Bürgermeisterin Lydie Polfer (DP) gab zu, dass in der Tat viel Unklarheit über die Situation herrsche, man jetzt aber in Berufung gehen müsse, um Klarheit zu erlangen. Alle seien sich bewusst, dass wenn die Urteile bestätigt werden, dies auch Konsequenzen für andere Gebäude haben werde, die laut dem PAG in der gleichen Weise klassiert worden waren. Sie wies darauf hin, dass sogar ein Haus, das auf nationaler Ebene unter Denkmalschutz steht, nicht wirklich geschützt sei, wenn ein Gericht das anders sähe. Sie erinnerte an ein Haus an der Ecke des Boulevard Pierre Dupong und der Avenue du X Septembre, wo ein Gericht gegen den Denkmalschutzstatus entschieden habe.

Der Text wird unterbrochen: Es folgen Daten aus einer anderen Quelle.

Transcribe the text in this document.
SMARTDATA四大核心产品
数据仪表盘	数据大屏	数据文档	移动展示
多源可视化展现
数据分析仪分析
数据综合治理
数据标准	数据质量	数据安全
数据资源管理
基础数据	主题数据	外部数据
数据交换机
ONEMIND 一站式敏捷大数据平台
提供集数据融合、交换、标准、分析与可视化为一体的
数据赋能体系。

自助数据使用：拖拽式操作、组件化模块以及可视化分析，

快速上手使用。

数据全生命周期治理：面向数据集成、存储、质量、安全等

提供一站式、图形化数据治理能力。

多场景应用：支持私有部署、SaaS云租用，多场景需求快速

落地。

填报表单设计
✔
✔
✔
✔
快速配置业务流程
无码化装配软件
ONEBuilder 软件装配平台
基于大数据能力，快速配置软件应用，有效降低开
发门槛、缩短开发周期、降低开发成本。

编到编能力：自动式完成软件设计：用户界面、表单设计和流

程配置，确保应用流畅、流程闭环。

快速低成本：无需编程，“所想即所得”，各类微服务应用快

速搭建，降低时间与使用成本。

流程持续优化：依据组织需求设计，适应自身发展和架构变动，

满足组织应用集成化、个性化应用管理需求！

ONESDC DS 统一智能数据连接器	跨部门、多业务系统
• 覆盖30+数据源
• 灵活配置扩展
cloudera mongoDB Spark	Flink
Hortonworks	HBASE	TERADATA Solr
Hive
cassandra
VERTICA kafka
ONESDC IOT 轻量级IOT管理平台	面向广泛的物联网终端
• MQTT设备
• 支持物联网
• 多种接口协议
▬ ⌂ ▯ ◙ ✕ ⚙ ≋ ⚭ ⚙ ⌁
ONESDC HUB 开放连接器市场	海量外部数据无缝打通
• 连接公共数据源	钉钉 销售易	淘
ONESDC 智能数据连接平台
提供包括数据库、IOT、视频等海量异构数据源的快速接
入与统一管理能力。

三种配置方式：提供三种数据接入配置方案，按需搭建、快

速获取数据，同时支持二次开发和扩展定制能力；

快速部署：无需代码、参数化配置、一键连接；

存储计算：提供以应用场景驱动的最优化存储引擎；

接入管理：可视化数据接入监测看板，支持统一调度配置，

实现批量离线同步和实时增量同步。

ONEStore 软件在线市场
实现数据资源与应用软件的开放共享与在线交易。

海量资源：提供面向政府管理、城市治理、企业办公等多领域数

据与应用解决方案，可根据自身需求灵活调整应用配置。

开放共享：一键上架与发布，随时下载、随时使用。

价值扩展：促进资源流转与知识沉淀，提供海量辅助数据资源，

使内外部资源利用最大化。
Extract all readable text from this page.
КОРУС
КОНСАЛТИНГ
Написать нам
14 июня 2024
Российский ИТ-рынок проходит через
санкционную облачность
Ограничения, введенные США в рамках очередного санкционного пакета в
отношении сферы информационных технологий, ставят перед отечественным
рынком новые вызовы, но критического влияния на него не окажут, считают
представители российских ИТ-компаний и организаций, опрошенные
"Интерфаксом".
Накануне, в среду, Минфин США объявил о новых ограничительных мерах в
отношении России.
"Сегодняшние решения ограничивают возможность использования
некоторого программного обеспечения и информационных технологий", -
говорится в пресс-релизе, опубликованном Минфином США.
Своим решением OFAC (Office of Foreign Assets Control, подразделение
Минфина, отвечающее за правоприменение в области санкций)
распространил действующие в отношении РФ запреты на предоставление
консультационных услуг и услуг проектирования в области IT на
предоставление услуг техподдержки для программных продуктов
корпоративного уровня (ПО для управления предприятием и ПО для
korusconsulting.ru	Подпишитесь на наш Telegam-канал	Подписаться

François Benoy („déi gréng“) bezeichnete das Ganze als eine sehr schwierige Situation. Seiner Meinung nach  müsste allerdings gerade die Stadt Luxemburg in Sachen Denkmalschutz eine proaktive Rolle spielen. Seine Partei sei klar der Auffassung, dass der Denkmalschutz ausgeweitet und verbessert werden müsse. Um das zu erreichen, fehle aber der politische Wille, da es innerhalb der Mehrheit im Stadtrat Stimmen gebe, die das nicht so sähen. Als Erstes müsse aber jetzt Rechtssicherheit geschaffen werden.

Geschützt oder „sensibel“

Wie der Zufall es so will, beschäftigt sich die aktuelle Ausgabe des Magazins Ons Stad ausgiebig mit dem Thema „Denkmalschutz und Denkmalpflege“. Aus einem Beitrag von Philippe Beck ist zu erfahren, dass in der Hauptstadt 2.658 Gebäude innerhalb eines „Secteur protégé“ stehen, 4.457 sind Teil eines „Secteur sensible“. Auf kommunaler Ebene gibt es keinen Schutz für einzelne Gebäude, sondern nur für ein Ensemble von Gebäuden.
Artikel 29 des allgemeinen Bebauungsplans der Stadt Luxemburg definiert, was ein „Secteur protégé“ ist: Es handelt sich um Teile des Gemeindegebiets mit schützenswerten Gebäuden oder Gebäudeteilen. Diese Sektoren umfassen Viertel oder Teile von Vierteln, die es zu erhalten gilt, um so die Identität und Stadtgeschichte Luxemburgs zu bewahren. Sie unterscheiden sich von den „Secteurs sensibles“ insofern, als sie noch größtenteils im Originalzustand erhalten sind und deutlich die „Handschrift“ der Baumeister ihrer Ursprungszeit besitzen. Bei den „Secteurs sensibles“ geht es lediglich darum, das äußere Erscheinungsbild zu wahren.

werner
18. November 2020 - 15.50

@Romain "Warum müssen alte Mauern erhalten bleiben. Einfach abreissen und identisch aufbauen mit neuen Ziegeln." Aber nur wenn's keine Kirche ist, die braucht keiner mehr, nicht mit alten und nicht mit neuen Ziegeln.

grenzgegner
18. November 2020 - 15.38

Klar doch. Am besten die ganze Altstadt abreissen, vielleicht noch ein paar Eckchen für chinesische und russische Touristen erhalten. Man braucht schliesslich mehr Platz für hübsche Bürogebäude, da ist die Miete hoch und sicher. Und zwischendrin ein paar überteuerte Wohnungen für wohlhabende Expats, da kann sich so mancher Grundstückseigentümer zu seiner goldenen Nase noch ein paar goldene Ohrläppchen verdienen. Ist die Stadt dann irgendwann gesichtslos, who cares? Der Mensch ist schliesslich bescheiden. Ein paar Banken und ein paar Luxusboutiquen reichen schon.

Romain
18. November 2020 - 13.34

Warum müssen alte Mauern erhalten bleiben. Einfach abreissen und identisch aufbauen mit neuen Ziegeln. Habe noch keinen beobachtet der ein Loch in die Mauer gebohrt hat nur um zu schauen ob dieses eine alte Mauer ist!

Henry Edward
18. November 2020 - 12.19

Gut so. Viele geschützte Gebäude gibt's hunderte Male, wir brauchen nicht jeden Kuhstall zu retten. Ruft den Bagger.